Including affiliates, State Street employs 2,400 people in Ireland and plans to continue to grow the business, which will move to new offices at Sir John Rogerson's Quay in Dublin next year. Quoted on the New York Stock Ex­change, it had $15.3trn in assets under custody and $1.9trn in assets under management at the end of June.


Slattery said the Irish operation has been growing overall staff numbers despite moving some elements such as preliminary accounting and reconciliations to lower-cost jurisdictions.


As revealed in the Sunday Tribune last week, Citco, which services the alternative investment industry and is an independent provider of corporate and trust services, is to lease 76,000 square feet of new office space at Heuston South Quarter in Kilmainham in Dublin from the second quarter of next year. Citco Group companies provide corporate/ fiduciary and fund administration, banking and data processing services.


Citco has four Irish operations and has been providing international financial services from Ireland for more than 10 years from Dublin and Cork. It employs over 4,000 staff worldwide, more than 1,100 of whom are in Dublin and Cork. In 2006, according to IDA figures, the company employed more than 600 people, meaning its employment numbers have almost doubled in just two years.


The downturn has dramatically changed the industry's labour market, Slattery said, making it easier to attract and retain people in a sector that saw an annual turnover of 25% of staff between 2005 and 2007. Wages had also spiralled, Slattery said, "creating a danger that we would have done serious damage to our competitiveness."


State Street alone hired about 600 graduates, or 1.5% of all graduates from third level, in both 2006 and 2007. In total, the company recruited 900 staff here in both 2006 and 2007.


Asset management company Pioneer Investment Management oversees the asset management of €110bn from its Dublin base, employs 550 people including contractors and is now looking to sell its products in Ireland. The Irish company made a pre-tax profit of €272.3m for the year ended 31 December 2006.
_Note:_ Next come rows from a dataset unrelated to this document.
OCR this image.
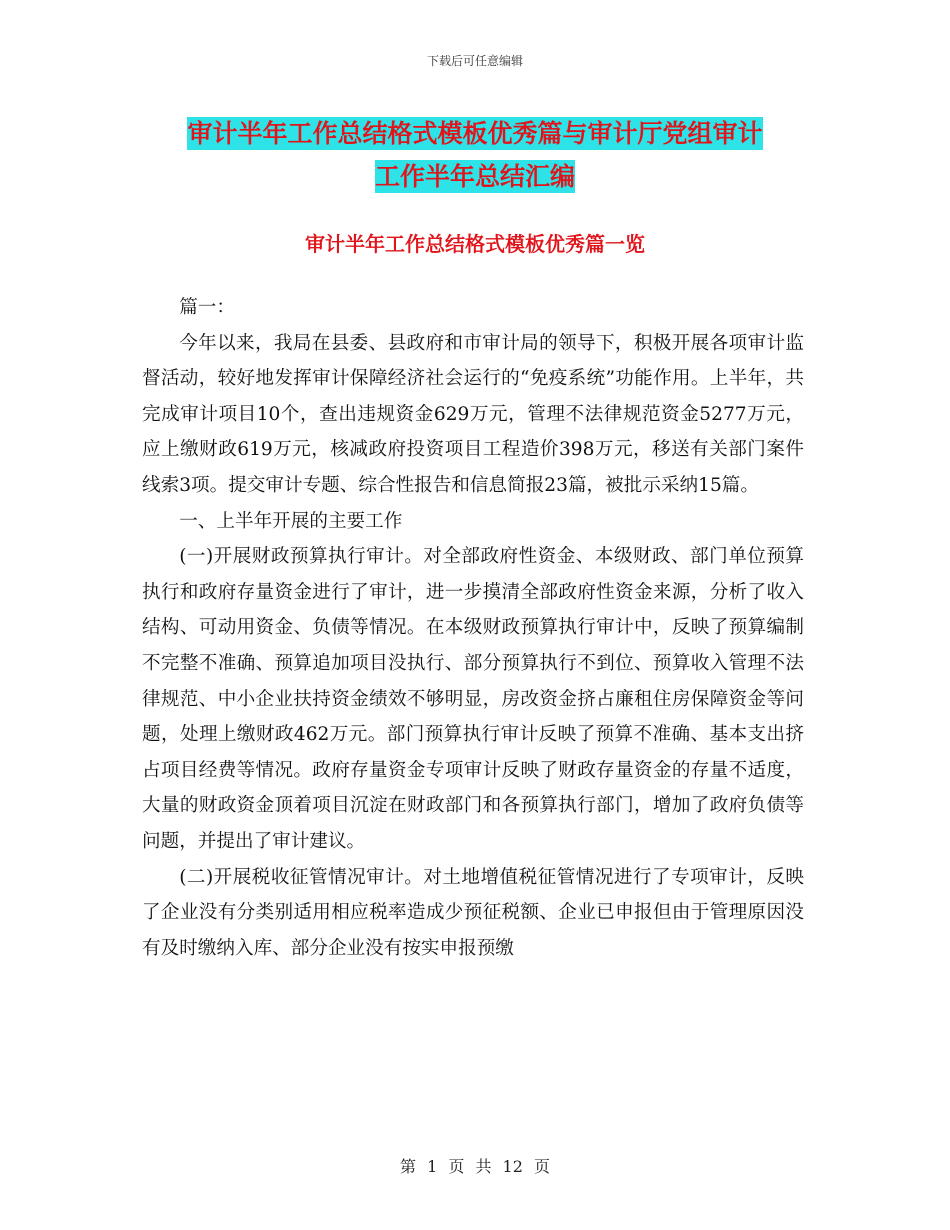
下载后可任意编辑
审计半年工作总结格式模板优秀篇与审计厅党组审计
工作半年总结汇编
审计半年工作总结格式模板优秀篇一览

篇一：

今年以来，我局在县委、县政府和市审计局的领导下，积极开展各项审计监督活动，较好地发挥审计保障经济社会运行的“免疫系统”功能作用。上半年，共完成审计项目10个，查出违规资金629万元，管理不法律规范资金5277万元，应上缴财政619万元，核减政府投资项目工程造价398万元，移送有关部门案件线索3项。提交审计专题、综合性报告和信息简报23篇，被批示采纳15篇。

一、上半年开展的主要工作

(一)开展财政预算执行审计。对全部政府性资金、本级财政、部门单位预算执行和政府存量资金进行了审计，进一步摸清全部政府性资金来源，分析了收入结构、可动用资金、负债等情况。在本级财政预算执行审计中，反映了预算编制不完整不准确、预算追加项目没执行、部分预算执行不到位、预算收入管理不法律规范、中小企业扶持资金绩效不够明显，房改资金挤占廉租住房保障资金等问题，处理上缴财政462万元。部门预算执行审计反映了预算不准确、基本支出挤占项目经费等情况。政府存量资金专项审计反映了财政存量资金的存量不适度，大量的财政资金顶着项目沉淀在财政部门和各预算执行部门，增加了政府负债等问题，并提出了审计建议。

(二)开展税收征管情况审计。对土地增值税征管情况进行了专项审计，反映了企业没有分类别适用相应税率造成少预征税额、企业已申报但由于管理原因没有及时缴纳入库、部分企业没有按实申报预缴

第 1 页 共 12 页
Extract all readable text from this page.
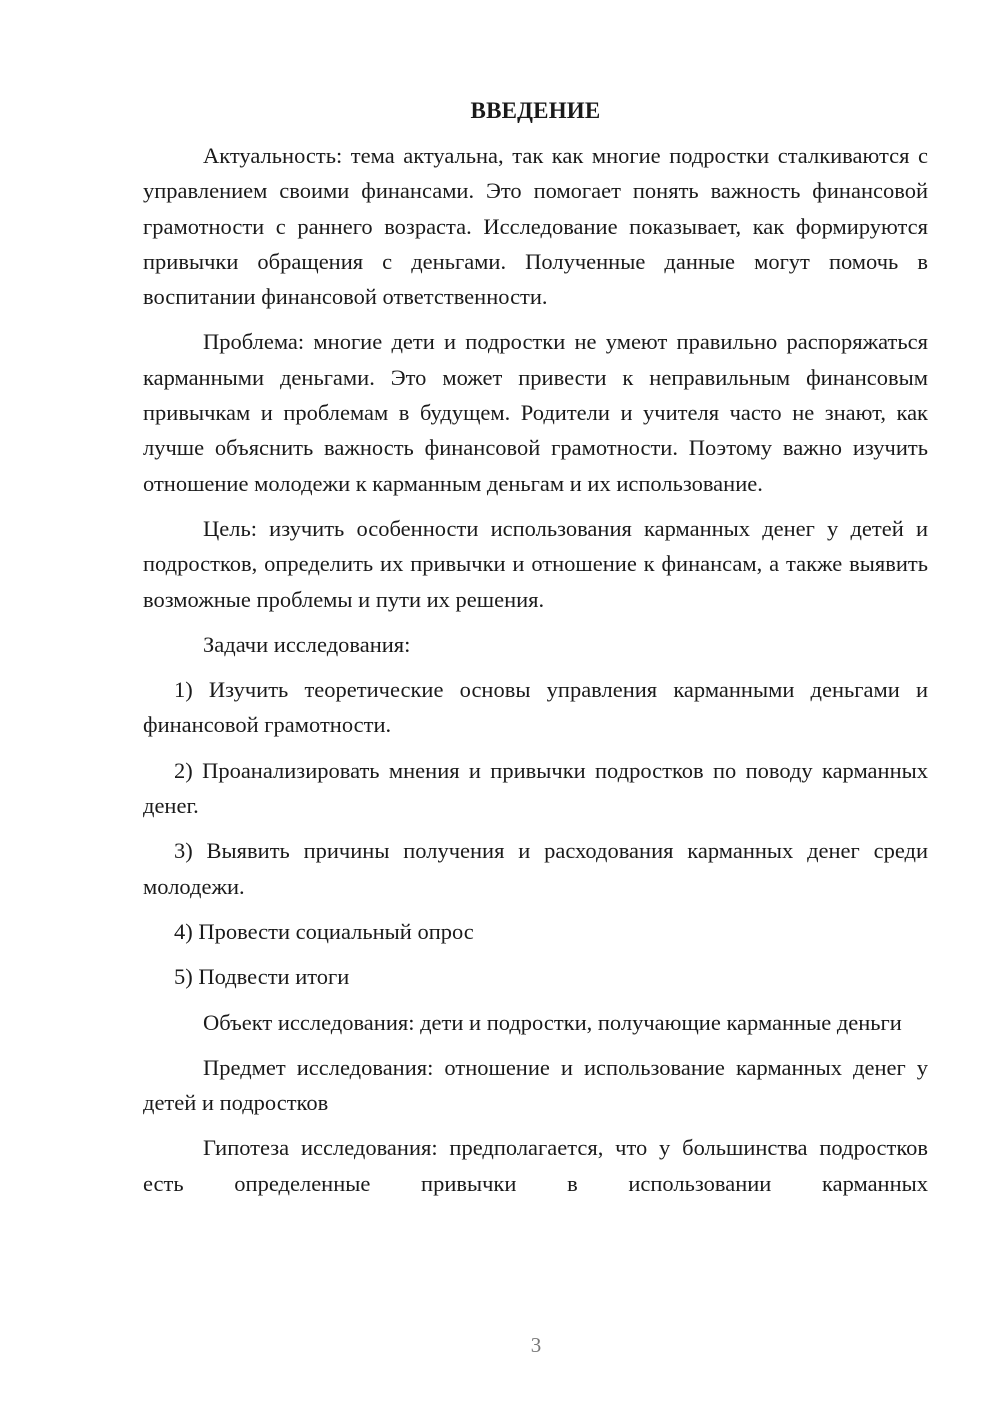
ВВЕДЕНИЕ

Актуальность: тема актуальна, так как многие подростки сталкиваются с управлением своими финансами. Это помогает понять важность финансовой грамотности с раннего возраста. Исследование показывает, как формируются привычки обращения с деньгами. Полученные данные могут помочь в воспитании финансовой ответственности.

Проблема: многие дети и подростки не умеют правильно распоряжаться карманными деньгами. Это может привести к неправильным финансовым привычкам и проблемам в будущем. Родители и учителя часто не знают, как лучше объяснить важность финансовой грамотности. Поэтому важно изучить отношение молодежи к карманным деньгам и их использование.

Цель: изучить особенности использования карманных денег у детей и подростков, определить их привычки и отношение к финансам, а также выявить возможные проблемы и пути их решения.

Задачи исследования:

1) Изучить теоретические основы управления карманными деньгами и финансовой грамотности.

2) Проанализировать мнения и привычки подростков по поводу карманных денег.

3) Выявить причины получения и расходования карманных денег среди молодежи.

4) Провести социальный опрос

5) Подвести итоги

Объект исследования: дети и подростки, получающие карманные деньги

Предмет исследования: отношение и использование карманных денег у детей и подростков

Гипотеза исследования: предполагается, что у большинства подростков есть определенные привычки в использовании карманных

3
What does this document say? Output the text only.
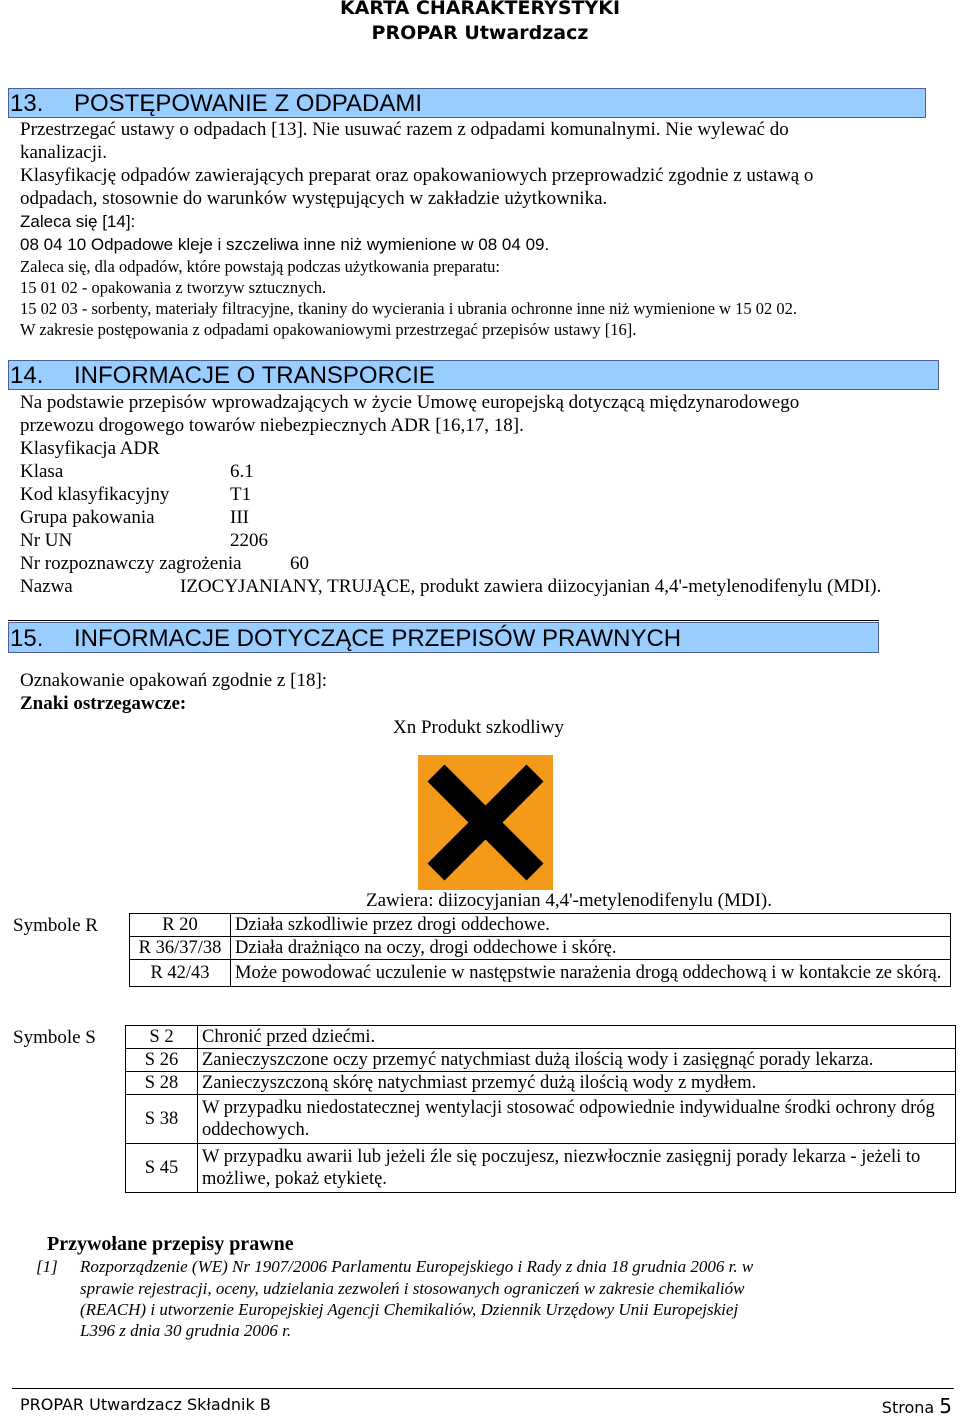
KARTA CHARAKTERYSTYKI
PROPAR Utwardzacz
13. POSTĘPOWANIE Z ODPADAMI
Przestrzegać ustawy o odpadach [13]. Nie usuwać razem z odpadami komunalnymi. Nie wylewać do
kanalizacji.
Klasyfikację odpadów zawierających preparat oraz opakowaniowych przeprowadzić zgodnie z ustawą o
odpadach, stosownie do warunków występujących w zakładzie użytkownika.
Zaleca się [14]:
08 04 10 Odpadowe kleje i szczeliwa inne niż wymienione w 08 04 09.
Zaleca się, dla odpadów, które powstają podczas użytkowania preparatu:
15 01 02 - opakowania z tworzyw sztucznych.
15 02 03 - sorbenty, materiały filtracyjne, tkaniny do wycierania i ubrania ochronne inne niż wymienione w 15 02 02.
W zakresie postępowania z odpadami opakowaniowymi przestrzegać przepisów ustawy [16].
14. INFORMACJE O TRANSPORCIE
Na podstawie przepisów wprowadzających w życie Umowę europejską dotyczącą międzynarodowego
przewozu drogowego towarów niebezpiecznych ADR [16,17, 18].
Klasyfikacja ADR
Klasa	6.1
Kod klasyfikacyjny	T1
Grupa pakowania	III
Nr UN	2206
Nr rozpoznawczy zagrożenia	60
Nazwa	IZOCYJANIANY, TRUJĄCE, produkt zawiera diizocyjanian 4,4'-metylenodifenylu (MDI).
15. INFORMACJE DOTYCZĄCE PRZEPISÓW PRAWNYCH
Oznakowanie opakowań zgodnie z [18]:
Znaki ostrzegawcze:
Xn Produkt szkodliwy
Zawiera: diizocyjanian 4,4'-metylenodifenylu (MDI).
Symbole R	R 20	Działa szkodliwie przez drogi oddechowe.
R 36/37/38	Działa drażniąco na oczy, drogi oddechowe i skórę.
R 42/43	Może powodować uczulenie w następstwie narażenia drogą oddechową i w kontakcie ze skórą.
Symbole S	S 2	Chronić przed dziećmi.
S 26	Zanieczyszczone oczy przemyć natychmiast dużą ilością wody i zasięgnąć porady lekarza.
S 28	Zanieczyszczoną skórę natychmiast przemyć dużą ilością wody z mydłem.
S 38	W przypadku niedostatecznej wentylacji stosować odpowiednie indywidualne środki ochrony dróg oddechowych.
S 45	W przypadku awarii lub jeżeli źle się poczujesz, niezwłocznie zasięgnij porady lekarza - jeżeli to możliwe, pokaż etykietę.
Przywołane przepisy prawne
[1] Rozporządzenie (WE) Nr 1907/2006 Parlamentu Europejskiego i Rady z dnia 18 grudnia 2006 r. w
sprawie rejestracji, oceny, udzielania zezwoleń i stosowanych ograniczeń w zakresie chemikaliów
(REACH) i utworzenie Europejskiej Agencji Chemikaliów, Dziennik Urzędowy Unii Europejskiej
L396 z dnia 30 grudnia 2006 r.
PROPAR Utwardzacz Składnik B	Strona 5
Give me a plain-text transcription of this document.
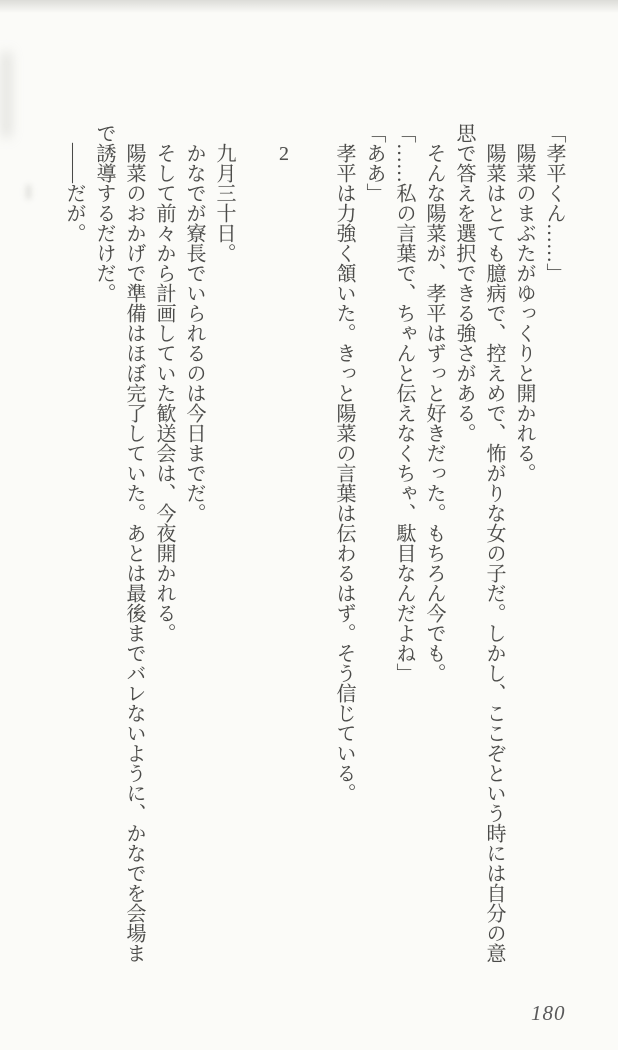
「孝平くん……」

陽菜のまぶたがゆっくりと開かれる。

陽菜はとても臆病で、控えめで、怖がりな女の子だ。しかし、ここぞという時には自分の意思で答えを選択できる強さがある。

そんな陽菜が、孝平はずっと好きだった。もちろん今でも。

「……私の言葉で、ちゃんと伝えなくちゃ、駄目なんだよね」

「ああ」

孝平は力強く頷いた。きっと陽菜の言葉は伝わるはず。そう信じている。

2

九月三十日。

かなでが寮長でいられるのは今日までだ。

そして前々から計画していた歓送会は、今夜開かれる。

陽菜のおかげで準備はほぼ完了していた。あとは最後までバレないように、かなでを会場まで誘導するだけだ。

――だが。

180
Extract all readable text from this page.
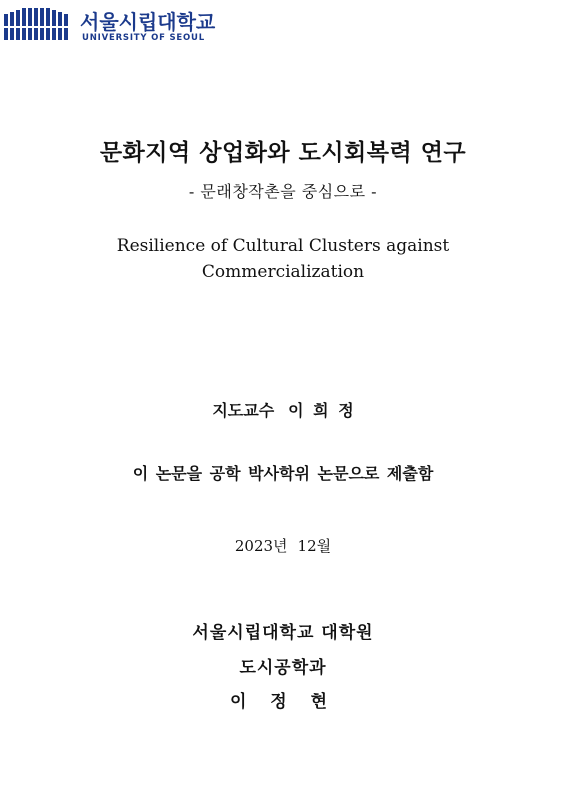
서울시립대학교
UNIVERSITY OF SEOUL
문화지역 상업화와 도시회복력 연구
- 문래창작촌을 중심으로 -
Resilience of Cultural Clusters against
Commercialization
지도교수 이 희 정
이 논문을 공학 박사학위 논문으로 제출함
2023년 12월
서울시립대학교 대학원
도시공학과
이 정 현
State Street's Slattery believes there will be more consolidation. "You'll find people putting businesses up for sale as they want to rationalise. We are seeing a lot of that at the moment," he said, adding that State Street is on the record as looking to acquire.


Last week the company took a strategic stake in Percana, a Dublin provider of software and outsourcing services to the life and pensions industry.


It did so via International Financial Data Services (Ireland), its joint venture with US software company DST Systems.


"We did it to support it, to enable it grow rapidly. There's a good platform and good people there," Slattery said. "The support of an institutional shareholder will help growth and extend its reach broader and more deeply into the global assurance market".


Slattery warned that competition between jurisdictions for financial services investment was now "acute".